How parents should face the conflict between two children

Hello teacher, I have a question. Well, I am a mother of two children, the oldest is a boy of 14 and the second is a boy of almost five. A little over two years ago, my oldest, who was in primary school at the time, got into a so-called vegetable farm middle school.

How parents should face the conflict between two children

At that time, my frustration was very strong, I could not go out for a while, you let the people of the vegetable farm high school hear this paragraph, how embarrassing?

I may really have a little bit with that type of high school education inside. At that time, I paid special attention to the oldest’s study, and then the oldest was completely handed over to the nanny, that time the oldest is to develop a character, is to listen to him in all things, no one can oppose him.

He brought this philosophy to school and felt that this problem was quite serious, so I quickly adjusted myself and I focused on the second child. After that, the oldest went to a residential school. After coming back, I felt very much with the oldest.

I feel very distant. He is also 14 years old and has reached puberty. So my question is, how do you deal with the relationship between two children in a family with two children? I only have one child, but I grew up in a family with two children, my sister and I.

First of all, I learned from them. First of all, one thing I learned from them is not to be as nervous as you are. You’re probably too uptight. You’re worried and you think all day long that this is going to go wrong, that’s going to go wrong, right?

In reality, you have to trust the life force of your child. Your child likes to be self-centered and likes everyone to listen to him, so maybe he has a strong leadership ability. Maybe he has a bunch of kids around him who are willing to follow him.

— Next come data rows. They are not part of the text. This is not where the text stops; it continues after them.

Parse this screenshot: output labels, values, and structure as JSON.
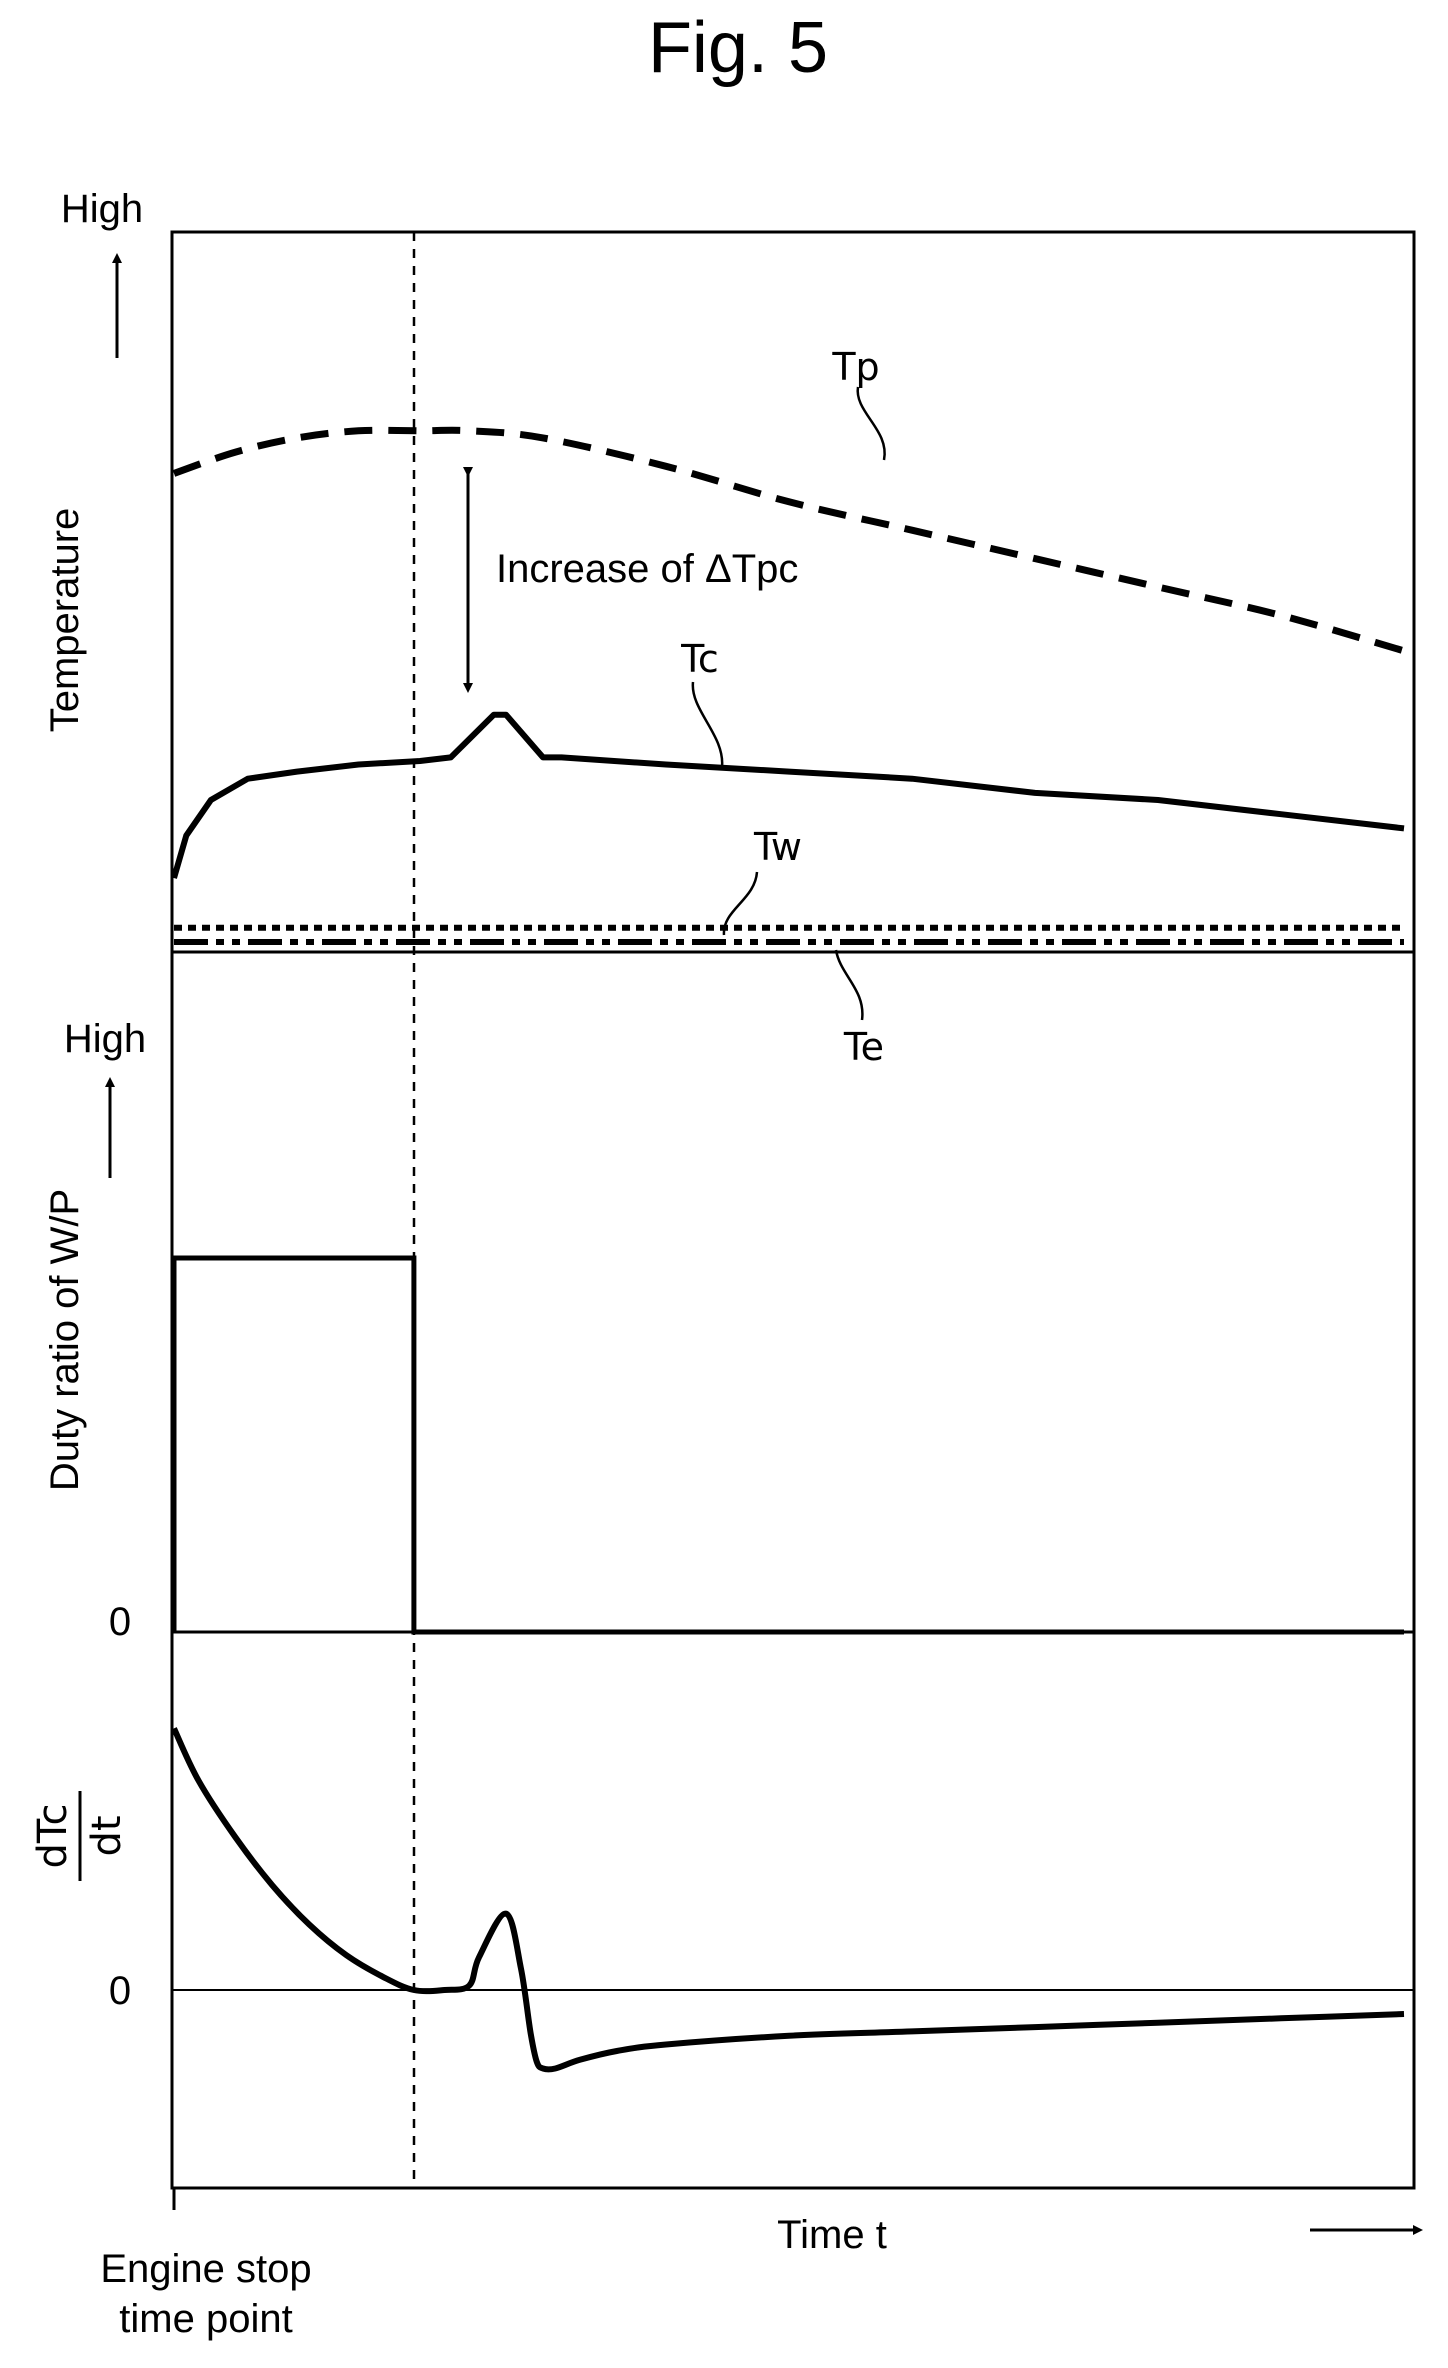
{
  "figure_title": "Fig. 5",
  "x_axis": {
    "label": "Time t",
    "origin_label_line1": "Engine stop",
    "origin_label_line2": "time point"
  },
  "chart_data": [
    {
      "type": "line",
      "panel": "temperature",
      "ylabel": "Temperature",
      "y_high_label": "High",
      "annotation": "Increase of ΔTpc",
      "xlim": [
        0,
        1
      ],
      "ylim": [
        0,
        1
      ],
      "grid": false,
      "series": [
        {
          "name": "Tp",
          "style": "dashed",
          "x": [
            0,
            0.05,
            0.1,
            0.15,
            0.2,
            0.24,
            0.3,
            0.4,
            0.5,
            0.6,
            0.7,
            0.8,
            0.9,
            1.0
          ],
          "y": [
            0.66,
            0.69,
            0.71,
            0.72,
            0.72,
            0.72,
            0.71,
            0.67,
            0.62,
            0.58,
            0.54,
            0.5,
            0.46,
            0.41
          ]
        },
        {
          "name": "Tc",
          "style": "solid",
          "x": [
            0,
            0.01,
            0.03,
            0.06,
            0.1,
            0.15,
            0.2,
            0.225,
            0.26,
            0.27,
            0.3,
            0.315,
            0.4,
            0.5,
            0.6,
            0.7,
            0.8,
            0.9,
            1.0
          ],
          "y": [
            0.09,
            0.15,
            0.2,
            0.23,
            0.24,
            0.25,
            0.255,
            0.26,
            0.32,
            0.32,
            0.26,
            0.26,
            0.25,
            0.24,
            0.23,
            0.21,
            0.2,
            0.18,
            0.16
          ]
        },
        {
          "name": "Tw",
          "style": "dotted",
          "x": [
            0,
            1
          ],
          "y": [
            0.02,
            0.02
          ]
        },
        {
          "name": "Te",
          "style": "dash-dot-dot",
          "x": [
            0,
            1
          ],
          "y": [
            0.0,
            0.0
          ]
        }
      ]
    },
    {
      "type": "line",
      "panel": "duty_ratio",
      "ylabel": "Duty ratio of W/P",
      "y_high_label": "High",
      "y_zero_label": "0",
      "xlim": [
        0,
        1
      ],
      "ylim": [
        0,
        1
      ],
      "grid": false,
      "series": [
        {
          "name": "",
          "style": "solid",
          "x": [
            0,
            0,
            0.195,
            0.195,
            1.0
          ],
          "y": [
            0,
            0.55,
            0.55,
            0,
            0
          ]
        }
      ]
    },
    {
      "type": "line",
      "panel": "dTc_dt",
      "ylabel_numerator": "dTc",
      "ylabel_denominator": "dt",
      "y_zero_label": "0",
      "xlim": [
        0,
        1
      ],
      "ylim": [
        -1,
        1.4
      ],
      "grid": false,
      "series": [
        {
          "name": "",
          "style": "solid",
          "x": [
            0,
            0.02,
            0.05,
            0.08,
            0.11,
            0.14,
            0.17,
            0.195,
            0.22,
            0.24,
            0.248,
            0.27,
            0.282,
            0.29,
            0.295,
            0.3,
            0.31,
            0.33,
            0.36,
            0.4,
            0.5,
            0.6,
            0.7,
            0.8,
            0.9,
            1.0
          ],
          "y": [
            1.2,
            0.96,
            0.7,
            0.48,
            0.3,
            0.16,
            0.06,
            0.0,
            0.0,
            0.02,
            0.15,
            0.35,
            0.1,
            -0.2,
            -0.33,
            -0.36,
            -0.36,
            -0.32,
            -0.28,
            -0.25,
            -0.21,
            -0.19,
            -0.17,
            -0.15,
            -0.13,
            -0.11
          ]
        }
      ]
    }
  ]
}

Can’t he start a business in the future?

Right? You can not relax a little? Go do some maintenance, learn to draw, start a business, do something to make your life more exciting?The child will naturally become better, you are watching him all day long, thinking that something is wrong here, something is wrong there.

You will make the child live a life of guilt, I myself am guilty. Yes, the child is also very guilty, because the child feels that if the mother is not happy, he is not happy either.

Children especially want their parents to be happy, you know? I remember when I was a kid, the best time for our family was when we were all happy. This time will form a very deep memory in the minds of children, think that the picture is really good.

But if the child grows up and says my mother is guilty all day, she will feel that she caused it. Even if the child doesn’t admit it, in his heart he will feel that he caused it. So this guilt you feel will put a very big burden on him.

Can’t you just live a little bit more heartlessly? Right? And it’s normal for your 14 year old to become more and more distant from you. It will only get more distant in the future, because he has grown up.

Think about how distant you’ve become from your mom and dad.

Right? When he grows up, he, his focus must leave from parents to school. And then it’s more important to hand over with partners, hand over with full force from parents to partners, and will come to society to become someone else, so you have to learn to withdraw gracefully.

Gracefully withdraw from your children’s lives, and then go live your own life, because your two children are grown up, and you have to live for decades afterwards. Are you going to have another one?

Right? Everyone has to have a child for me to live, right? The kids go to school, leave, and then. Become an empty nester.


Then you find a new rhythm and a new life, so that’s the core of your problem. Right? Read books to light up your life.